Ale jak już się chwalimy co komu dolega w 16-ce to mój ma jakieś dziwne objawy w okolicach 1000obr/min, coś jakby go przymulało, występuje tylko na gorącym silniku i tylko po krótkim postoju. Tak samo jak silnik się w gorący dzień zagrzeje w mieście to też mu moc spada i zaczyna jechać od 3,5 - 4 tyś obr/min. Nie wiem co to, ale póki się nie nasila to olewam.

Autor:  sebus1981 [ 17 Sie 2011, 14:43 ]
Temat postu: 

Linda mialem ten blad odkad pamietam i spalanie mialem tez ok, do pewnej chwili.. a raczej momentu, diagnoza wskazywala juz tylko i wylacznie jedno wymiana sondy, faktycznie juz padla :/ a jezdzilem z tym bledem caly rok czyli tak jak w ASO mi koles powiedzial blad dotyczy nagrzewania pierwszej sandy, ale jesli nic sie nie dzieje i pali normalnie, nie warto ruszac... wiec nie ruszalem i rok przejechalem :)

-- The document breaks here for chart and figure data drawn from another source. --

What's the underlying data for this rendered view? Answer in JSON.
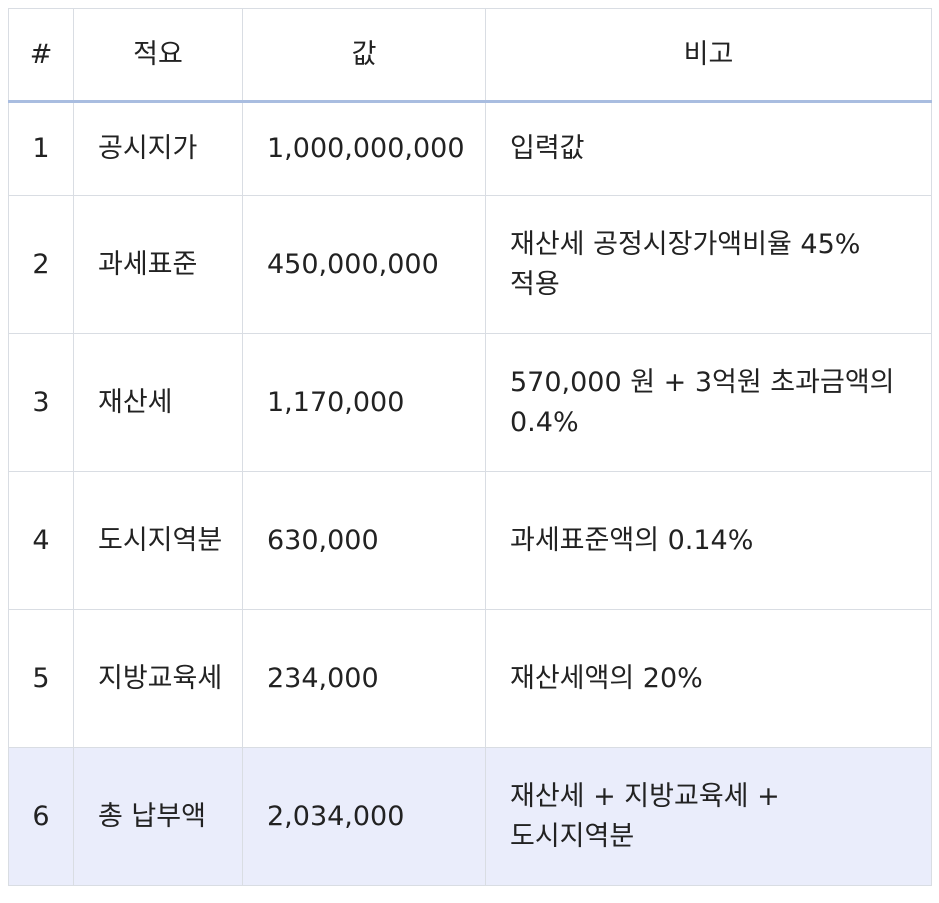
{
  "table": {
    "headers": [
      "#",
      "적요",
      "값",
      "비고"
    ],
    "rows": [
      {
        "num": "1",
        "desc": "공시지가",
        "value": "1,000,000,000",
        "note": "입력값"
      },
      {
        "num": "2",
        "desc": "과세표준",
        "value": "450,000,000",
        "note": "재산세 공정시장가액비율 45% 적용"
      },
      {
        "num": "3",
        "desc": "재산세",
        "value": "1,170,000",
        "note": "570,000 원 + 3억원 초과금액의 0.4%"
      },
      {
        "num": "4",
        "desc": "도시지역분",
        "value": "630,000",
        "note": "과세표준액의 0.14%"
      },
      {
        "num": "5",
        "desc": "지방교육세",
        "value": "234,000",
        "note": "재산세액의 20%"
      },
      {
        "num": "6",
        "desc": "총 납부액",
        "value": "2,034,000",
        "note": "재산세 + 지방교육세 + 도시지역분"
      }
    ]
  },
  "colors": {
    "header_underline": "#a9bde0",
    "total_row_bg": "#eaedfb",
    "grid": "#d9dde3"
  }
}
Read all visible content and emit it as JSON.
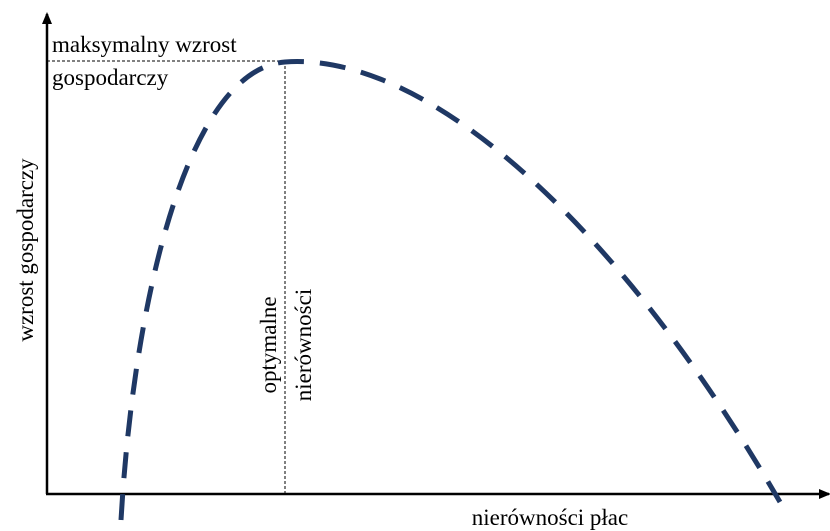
{
  "labels": {
    "maximum": [
      "maksymalny wzrost",
      "gospodarczy"
    ],
    "optimum": [
      "optymalne",
      "nierówności"
    ],
    "y_axis": "wzrost gospodarczy",
    "x_axis": "nierówności płac"
  }
}
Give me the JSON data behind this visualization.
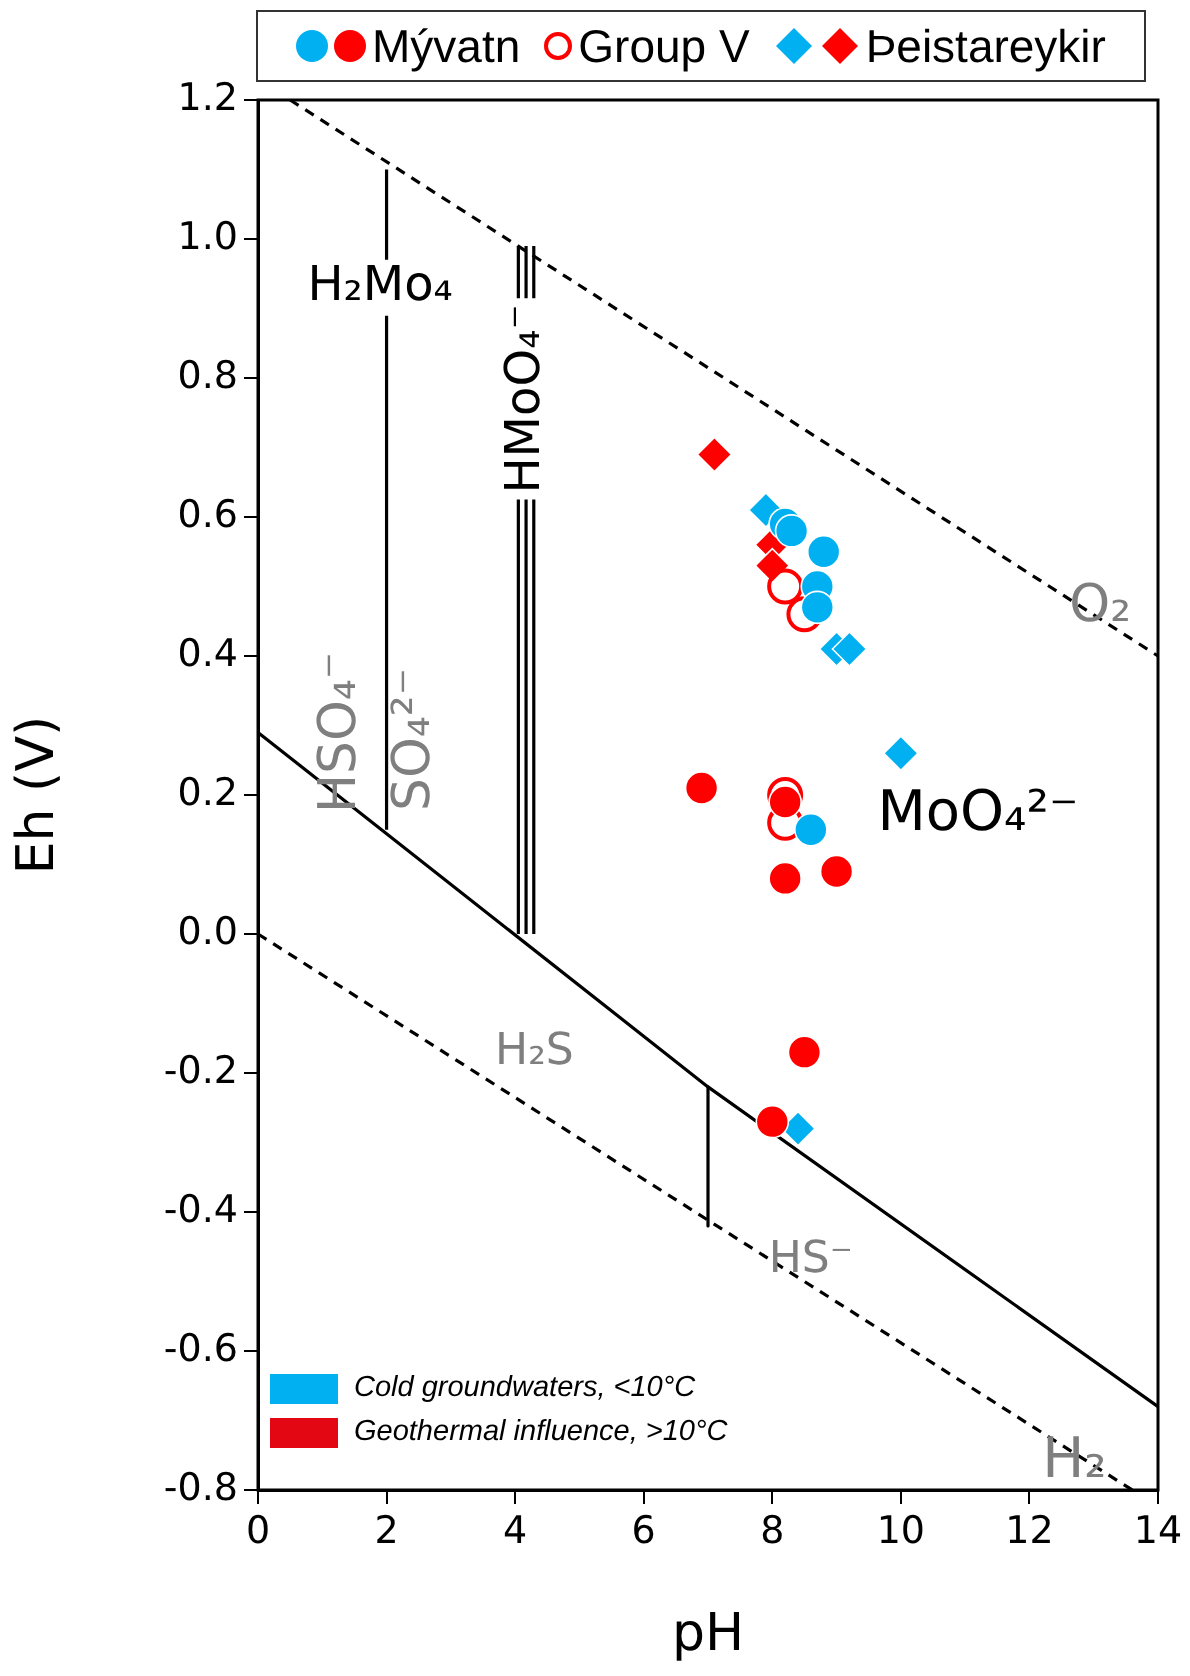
{
  "chart_data": {
    "type": "scatter",
    "xlabel": "pH",
    "ylabel": "Eh (V)",
    "xlim": [
      0,
      14
    ],
    "ylim": [
      -0.8,
      1.2
    ],
    "xticks": [
      0,
      2,
      4,
      6,
      8,
      10,
      12,
      14
    ],
    "yticks": [
      -0.8,
      -0.6,
      -0.4,
      -0.2,
      {
        "value": 0,
        "label": "0.0"
      },
      0.2,
      0.4,
      0.6,
      0.8,
      {
        "value": 1,
        "label": "1.0"
      },
      1.2
    ],
    "legend": "top",
    "annotations": [
      "Cold groundwaters, <10°C",
      "Geothermal influence, >10°C",
      {
        "text": "H₂Mo₄",
        "x": 1.9,
        "y": 0.93
      },
      {
        "text": "HMoO₄⁻",
        "x": 4.17,
        "y": 0.77
      },
      {
        "text": "O₂",
        "x": 13.1,
        "y": 0.47
      },
      {
        "text": "H₂",
        "x": 12.7,
        "y": -0.76
      },
      "HSO₄⁻",
      "SO₄²⁻",
      "MoO₄²⁻",
      "H₂S",
      "HS⁻"
    ],
    "series": [
      {
        "type": "line",
        "x": [
          0.5,
          14
        ],
        "values": [
          1.2,
          0.4
        ],
        "color": "#000000",
        "line_style": "dashed",
        "marker": "none"
      },
      {
        "type": "line",
        "x": [
          0,
          13.6
        ],
        "values": [
          0,
          -0.8
        ],
        "color": "#000000",
        "line_style": "dashed",
        "marker": "none"
      },
      {
        "type": "line",
        "x": [
          0,
          7,
          14
        ],
        "values": [
          0.29,
          -0.22,
          -0.68
        ],
        "color": "#000000",
        "line_style": "solid",
        "marker": "none"
      },
      {
        "type": "line",
        "x": [
          7,
          7
        ],
        "values": [
          -0.22,
          -0.42
        ],
        "color": "#000000",
        "line_style": "solid",
        "marker": "none"
      },
      {
        "type": "line",
        "x": [
          2,
          2
        ],
        "values": [
          0.15,
          1.1
        ],
        "color": "#000000",
        "line_style": "solid",
        "marker": "none"
      },
      {
        "type": "line",
        "x": [
          4.05,
          4.05
        ],
        "values": [
          0.0,
          0.99
        ],
        "color": "#000000",
        "line_style": "solid",
        "marker": "none"
      },
      {
        "type": "line",
        "x": [
          4.17,
          4.17
        ],
        "values": [
          0.0,
          0.99
        ],
        "color": "#000000",
        "line_style": "solid",
        "marker": "none"
      },
      {
        "type": "line",
        "x": [
          4.29,
          4.29
        ],
        "values": [
          0.0,
          0.99
        ],
        "color": "#000000",
        "line_style": "solid",
        "marker": "none"
      },
      {
        "name": "Mývatn",
        "marker": "circle",
        "x": [
          8.2,
          8.3,
          8.8,
          8.7,
          8.7,
          8.6,
          6.9,
          8.2,
          8.2,
          9.0,
          8.5,
          8.0
        ],
        "values": [
          0.59,
          0.58,
          0.55,
          0.5,
          0.47,
          0.15,
          0.21,
          0.19,
          0.08,
          0.09,
          -0.17,
          -0.27
        ],
        "colors": [
          "#00b0f0",
          "#00b0f0",
          "#00b0f0",
          "#00b0f0",
          "#00b0f0",
          "#00b0f0",
          "#ff0000",
          "#ff0000",
          "#ff0000",
          "#ff0000",
          "#ff0000",
          "#ff0000"
        ]
      },
      {
        "name": "Group V",
        "marker": "circle",
        "x": [
          8.2,
          8.2,
          8.2,
          8.5
        ],
        "values": [
          0.2,
          0.16,
          0.5,
          0.46
        ],
        "color": "#ff0000"
      },
      {
        "name": "Þeistareykir",
        "marker": "diamond",
        "x": [
          7.9,
          9.0,
          9.2,
          10.0,
          8.4,
          7.1,
          8.0,
          8.0
        ],
        "values": [
          0.61,
          0.41,
          0.41,
          0.26,
          -0.28,
          0.69,
          0.56,
          0.53
        ],
        "colors": [
          "#00b0f0",
          "#00b0f0",
          "#00b0f0",
          "#00b0f0",
          "#00b0f0",
          "#ff0000",
          "#ff0000",
          "#ff0000"
        ]
      }
    ]
  }
}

_marcin00_ mam mniejwiecej ten sam objaw, jednakze on u mnie dzialal do 3k obrotow, potem jak by sie turbina wlaczala, na poczatku obstawialem ze sprzeglo mi sie juz slizga, jednak byla to zla diagnoza :P ale, ale, po wymianie sondy, juz nie odczuwam tego objawu mulosci, a raczej objaw turbo... jak sobie to tlumaczylem ten typ tak ma :P

Aha ostatnio staralem sie jechac jak emeryt do 2k obr zaczelem odczuwac szarpanie na 1 i 2 biegu, sadze ze winny temu jestem ja, bo auto nie lubi takiej jazdy, gdy juz jechalem ze tak powiem normalnie 3-4k obr szarpania nie bylo...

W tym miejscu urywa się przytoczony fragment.